Dendrites receive signals from other neurons. The cell body sums all input signals to generate an output. When the sum reaches the threshold, it is output through the axon. Synapse is a point of interaction between neurons. It transmits electrochemical signals to another neuron.

x1, X2... Xn are input variables. w1, W2... Wn is the weight of each input. b is the deviation, which can be added to the weighted input to form the input. Bias and weight are adjustable parameters of neurons. Use some learning rules to adjust the parameters. The output of neurons can range from - inf to + inf. Neurons don't know boundaries. Therefore, we need a mapping mechanism between the input and output of neurons. This mechanism for mapping inputs to outputs is called an activation function.

Feedforward and feedback artificial neural networks

There are two main types of artificial neural networks: feedforward and feedback artificial neural networks. Feedforward neural network is a non recursive network. Neurons in this layer are only connected to neurons in the next layer, and they do not form a cycle. In feedforward, the signal flows to the output layer in only one direction.

The feedback neural network contains loops. By introducing a loop into the network, the signal can propagate in both directions. The feedback period will cause the network behavior to change over time according to its input. Feedback neural network is also called recurrent neural network.

Activation function

The activation function defines the output of the neuron. The activation function makes the neural network nonlinear and expressive. There are many activation functions:

Recognition function By activating the function Identity, the input of the node is equal to the output. It fits perfectly to the task that the underlying behavior is linear (similar to linear regression). When there is nonlinearity, it is not enough to use the activation function alone, but it can still be used as an activation function on the final output node for regression tasks..
stay In Binary Step Function, if the value of Y is higher than a specific value (called threshold), the output is True (or activated), and if it is less than the threshold, the output is false (or inactive).
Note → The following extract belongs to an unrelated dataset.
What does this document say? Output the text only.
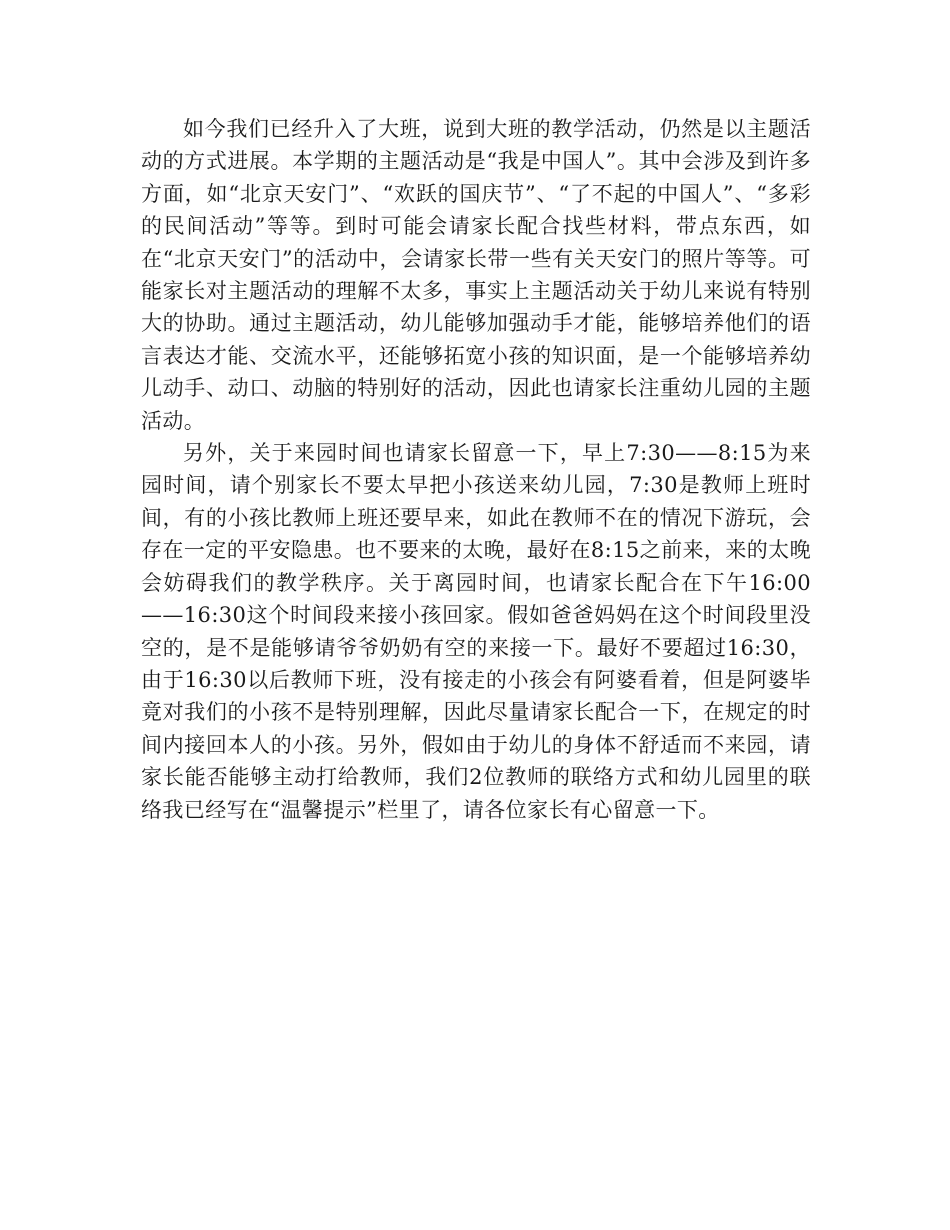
如今我们已经升入了大班，说到大班的教学活动，仍然是以主题活动的方式进展。本学期的主题活动是“我是中国人”。其中会涉及到许多方面，如“北京天安门”、“欢跃的国庆节”、“了不起的中国人”、“多彩的民间活动”等等。到时可能会请家长配合找些材料，带点东西，如在“北京天安门”的活动中，会请家长带一些有关天安门的照片等等。可能家长对主题活动的理解不太多，事实上主题活动关于幼儿来说有特别大的协助。通过主题活动，幼儿能够加强动手才能，能够培养他们的语言表达才能、交流水平，还能够拓宽小孩的知识面，是一个能够培养幼儿动手、动口、动脑的特别好的活动，因此也请家长注重幼儿园的主题活动。

另外，关于来园时间也请家长留意一下，早上7:30——8:15为来园时间，请个别家长不要太早把小孩送来幼儿园，7:30是教师上班时间，有的小孩比教师上班还要早来，如此在教师不在的情况下游玩，会存在一定的平安隐患。也不要来的太晚，最好在8:15之前来，来的太晚会妨碍我们的教学秩序。关于离园时间，也请家长配合在下午16:00——16:30这个时间段来接小孩回家。假如爸爸妈妈在这个时间段里没空的，是不是能够请爷爷奶奶有空的来接一下。最好不要超过16:30，由于16:30以后教师下班，没有接走的小孩会有阿婆看着，但是阿婆毕竟对我们的小孩不是特别理解，因此尽量请家长配合一下，在规定的时间内接回本人的小孩。另外，假如由于幼儿的身体不舒适而不来园，请家长能否能够主动打给教师，我们2位教师的联络方式和幼儿园里的联络我已经写在“温馨提示”栏里了，请各位家长有心留意一下。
This is very useful in classifiers.
S-shaped function It is called S-shaped function. Logic and hyperbolic tangent functions are commonly used S-type functions. There are two types:
Sigmoid function Is a logic function in which the output value is binary or varies from 0 to 1.
Tanh function Is a logic function whose output value varies from - 1 to 1. Also called hyperbolic tangent function or tanh.
ReLU function, also known as modified linear unit, is a piecewise linear function, which makes up for the gradient disappearance of sigmoid function and tanh function. It is the most commonly used activation function. For the negative value of x, it outputs 0.

Implementation of neural network in R

Create training dataset

We create datasets. Here, you need two attributes or columns in the data: characteristics and labels. In the table shown above, you can view students' professional knowledge, communication skills scores and student scores. Therefore, the first two columns (professional knowledge score and communication skill score) are characteristics, and the third column (student achievement) is binary label.

#Create training dataset
#  Here, multiple columns or features are combined into a set of data
test=data.frame(professional knowledge,Communication skill score)Let's build a neural network classifier model.
Firstly, the neural network library is imported, and the neural network classifier model is created by transmitting the parameter set of labels and features, the data set, the number of neurons in the hidden layer and error calculation.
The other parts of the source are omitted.